The premiums for life insurance at not-for-profit funds increased an average 22.4% between 2011 and 2014, according to analysis by SuperRatings.

Compare that to retail master trusts which saw a fall in life insurance premiums of 2.3% and corporate funds which passed on an average 4.4% decrease over the three years.

Insurance through a fund is expected to be cheaper because a fund manager can negotiate bulk discounts from insurance companies who want the business.

However, this chart shows the comparisons across industry, retail and corporate funds, according to the independent superannuation analyst SuperRatings:

Chart by SuperRatings

Super funds are required to offer at least basic life insurance and there are significant tax benefits doing it through a fund rather than paying it directly yourself. Essentially, the premiums are paid with before-tax money from a super fund.

By how much the increasing insurance premiums have eroded dollar returns to industry super members hasn’t been calculated by SuperRatings.

One factor in the premium rise for industry funds could be that pay-out ratios (the percentage of claims paid compared to the premiums collected) increased from 53 cents in every dollar in 2010/11 to nearly 65 cents in 2013/14.

However, SuperRatings CEO Adam Gee says research shows much of the increase follows significant discounting by insurers vying for key superannuation accounts during 2010 and 2011.

Anecdotal evidence suggests funds did not pass on premium reductions to members but instead gave increased levels of cover for the same cost.

And now the funds are being hit with significant premium increases at the end of the cheap honeymoon period.
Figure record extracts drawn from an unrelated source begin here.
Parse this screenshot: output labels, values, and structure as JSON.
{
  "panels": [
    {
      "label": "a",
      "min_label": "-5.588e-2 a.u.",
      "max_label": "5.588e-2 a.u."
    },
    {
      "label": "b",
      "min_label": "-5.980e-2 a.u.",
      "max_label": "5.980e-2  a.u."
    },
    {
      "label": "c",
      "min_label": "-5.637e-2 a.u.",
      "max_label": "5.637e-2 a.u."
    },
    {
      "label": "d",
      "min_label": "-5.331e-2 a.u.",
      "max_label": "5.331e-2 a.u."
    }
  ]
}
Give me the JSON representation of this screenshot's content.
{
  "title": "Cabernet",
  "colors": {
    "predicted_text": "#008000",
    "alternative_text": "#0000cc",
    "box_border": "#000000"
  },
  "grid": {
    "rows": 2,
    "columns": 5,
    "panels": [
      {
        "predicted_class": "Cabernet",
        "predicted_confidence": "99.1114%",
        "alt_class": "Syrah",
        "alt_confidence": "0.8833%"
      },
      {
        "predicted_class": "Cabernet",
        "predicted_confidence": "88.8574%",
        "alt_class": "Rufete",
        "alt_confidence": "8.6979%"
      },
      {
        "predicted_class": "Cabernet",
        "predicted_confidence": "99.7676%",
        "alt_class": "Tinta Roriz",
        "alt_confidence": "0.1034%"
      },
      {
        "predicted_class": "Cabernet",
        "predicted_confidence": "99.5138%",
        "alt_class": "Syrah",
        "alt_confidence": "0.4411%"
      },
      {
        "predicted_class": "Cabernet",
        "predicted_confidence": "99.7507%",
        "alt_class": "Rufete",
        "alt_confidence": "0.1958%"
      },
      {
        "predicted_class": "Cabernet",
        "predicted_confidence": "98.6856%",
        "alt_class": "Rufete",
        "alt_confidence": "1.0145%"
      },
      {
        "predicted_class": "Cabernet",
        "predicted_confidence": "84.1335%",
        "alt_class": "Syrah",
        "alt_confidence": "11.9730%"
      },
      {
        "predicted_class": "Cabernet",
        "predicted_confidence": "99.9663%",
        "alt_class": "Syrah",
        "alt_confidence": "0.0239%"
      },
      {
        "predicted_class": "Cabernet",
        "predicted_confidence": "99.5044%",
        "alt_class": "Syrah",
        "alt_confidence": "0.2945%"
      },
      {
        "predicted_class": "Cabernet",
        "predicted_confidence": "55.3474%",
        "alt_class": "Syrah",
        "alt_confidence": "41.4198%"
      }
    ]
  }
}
SuperRatings Executive Manager, Consulting, Wendy Tse, says there’s no doubt insurers are being far more selective in the tenders they respond to.

“Evidence suggests that a number of funds have been left to negotiate with only their incumbent insurer in the current market, making it even more difficult for funds to achieve positive outcomes for their members,” she says.

“Many funds have strived to provide the most attractive insurance benefits possible, offering the highest levels of cover, incorporating broader definitions of disablement and requiring minimal underwriting to ensure as many members can obtain insurance as possible.

“Whilst this is a valiant attempt to act in members’ best interests, it has potentially worsened claims experience and pay-out ratios, adding further fuel to an already challenging environment.”

The funds are potentially faced with further rises in premium costs.

The average return for a not-for-profit is 8.45% compared to 6.61% for retail funds over 25 years, according to a Mckell Institute study conducted by Macquarie University.

The data analysed by SuperRatings includes insurance premiums of 390 superannuation products representing in more than 150 superannuation funds incorporating life insurance.

The research included an assessment of premium rates across a broad segment of age groups, starting at age 20 through to age 60.